AGU rebate ação que questiona nomeação de PGJ do DF pelo presidente da República

Para Executivo, MPDFT indubitavelmente compõe a estrutura administrativa da União

Ibaneis
Governador do Distrito Federal, Ibaneis Rocha / Crédito: Marcos Corrêa/PR

A Advocacia-Geral da União encaminhou ao Supremo Tribunal Federal (STF), nesta terça-feira (3/12), em nome do presidente Jair Bolsonaro, manifestação contrária à ação de inconstitucionalidade na qual o governador do Distrito Federal, Ibaneis Rocha (MDB), questiona o dispositivo legal que dá ao presidente da República o poder de nomear, entre os integrantes de lista tríplice elaborada pelo colégio de procuradores e promotores de justiça, o procurador-geral de Justiça do Distrito Federal e Territórios.

Tal atribuição do presidente da República consta da Lei Complementar 75/1993 (artigo 156), que dispõe sobre a organização, as atribuições e o estatuto do Ministério Público da União (MPU).

Contudo, o atual o governador do Distrito Federal, considera que a regra viola o “princípio constitucional do federalismo, ao permitir a intromissão de um líder político alheio à dinâmica de um ente federado autônomo”. E ressalta que o único membro do MP cuja nomeação está expressamente prevista na Constituição (artigo 84) é o procurador-geral da República.

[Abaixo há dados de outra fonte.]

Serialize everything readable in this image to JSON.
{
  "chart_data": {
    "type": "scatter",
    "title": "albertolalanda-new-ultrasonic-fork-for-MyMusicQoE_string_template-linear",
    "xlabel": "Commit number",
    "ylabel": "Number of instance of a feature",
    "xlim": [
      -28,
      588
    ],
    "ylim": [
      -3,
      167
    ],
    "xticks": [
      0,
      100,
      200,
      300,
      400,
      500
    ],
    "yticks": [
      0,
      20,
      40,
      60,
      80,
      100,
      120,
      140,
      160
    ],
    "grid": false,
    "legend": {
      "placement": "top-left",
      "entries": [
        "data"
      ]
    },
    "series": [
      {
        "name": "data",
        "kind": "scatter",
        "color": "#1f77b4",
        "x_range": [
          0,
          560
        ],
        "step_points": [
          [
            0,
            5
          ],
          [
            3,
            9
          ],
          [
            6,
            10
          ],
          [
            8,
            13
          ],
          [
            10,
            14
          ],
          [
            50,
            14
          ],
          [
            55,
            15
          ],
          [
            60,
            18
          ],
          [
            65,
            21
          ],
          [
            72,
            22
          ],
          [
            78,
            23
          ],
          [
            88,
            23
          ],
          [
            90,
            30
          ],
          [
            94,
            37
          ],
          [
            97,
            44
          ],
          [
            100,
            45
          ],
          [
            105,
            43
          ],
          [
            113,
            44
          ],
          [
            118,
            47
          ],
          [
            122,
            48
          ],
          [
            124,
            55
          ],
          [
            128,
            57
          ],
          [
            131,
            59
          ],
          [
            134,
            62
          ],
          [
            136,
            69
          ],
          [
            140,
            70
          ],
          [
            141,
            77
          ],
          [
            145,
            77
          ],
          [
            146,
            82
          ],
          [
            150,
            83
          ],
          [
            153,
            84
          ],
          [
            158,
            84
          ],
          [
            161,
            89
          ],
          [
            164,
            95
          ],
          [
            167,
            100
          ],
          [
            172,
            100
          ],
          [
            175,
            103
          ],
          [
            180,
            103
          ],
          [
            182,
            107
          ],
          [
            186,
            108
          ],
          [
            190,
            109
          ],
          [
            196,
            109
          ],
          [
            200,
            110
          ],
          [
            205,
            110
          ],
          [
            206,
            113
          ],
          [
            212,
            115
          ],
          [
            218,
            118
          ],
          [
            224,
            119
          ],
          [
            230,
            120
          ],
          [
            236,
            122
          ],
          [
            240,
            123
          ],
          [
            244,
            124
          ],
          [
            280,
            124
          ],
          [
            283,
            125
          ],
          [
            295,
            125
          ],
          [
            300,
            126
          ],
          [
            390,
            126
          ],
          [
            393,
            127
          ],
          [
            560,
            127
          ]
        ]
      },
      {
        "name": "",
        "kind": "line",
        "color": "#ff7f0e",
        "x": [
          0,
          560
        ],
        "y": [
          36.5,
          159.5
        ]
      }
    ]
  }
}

A ADI 6.247 foi protocolada no último dia 31/10, e o ministro-relator Luiz Fux determinou tramitação abreviada para o feito.

Razões do Planalto

A manifestação da AGU, preparada pelo advogado da União Antônio Marinho da Rocha Neto, alinha, dentre outros, os seguintes argumentos:

– “Com efeito, ainda que o desenho institucional federativo traçado pela Constituição Federal tenha realmente aproximado o Distrito Federal dos Estados-Membros, é certo também que não se pode conferir tratamento idêntico a estas duas figuras constitucionais, uma vez que as diferenças existentes nos seus respectivos perfis constitucionais não permitem inferir relação de total de equivalência entre ambas”.

– “É que, no tocante aos aspectos de auto-organização e autogoverno da autonomia federativa que lhes foi conferida, a Constituição Federal impôs ao Distrito Federal limitações que não foram colocadas em relação aos Estados-Membros”.

– “Dessa maneira, cabe aqui ressaltar que o Ministério Público do Distrito Federal e Territórios, enquanto órgão integrante do Ministério Público da União, não se encontra inserido na estrutura administrativa do Distrito Federal”.

– “Na realidade, trata-se de órgão que, embora dotado de autonomia financeira e administrativa em relação aos demais, indubitavelmente compõe a estrutura administrativa da União, a qual, em fiel observância ao disposto na Constituição Federal, desenvolve as tarefas de sua organização e manutenção.

Tanto é assim que os membros do Ministério Público do Distrito Federal e Territórios com atuação em 1ª instância possuem prerrogativa de foro para serem julgados em ações nas ações penais em que forem réus junto ao Tribunal Regional Federal da 1ª Região. Tal sistemática em muito difere daquela aplicável aos membros dos Ministérios Públicos dos estados com atuação no mesmo grau de jurisdição, os quais possuem prerrogativa de foro para serem julgados pelos respectivos Tribunais de Justiça nas ações penais em que figurarem como réus”.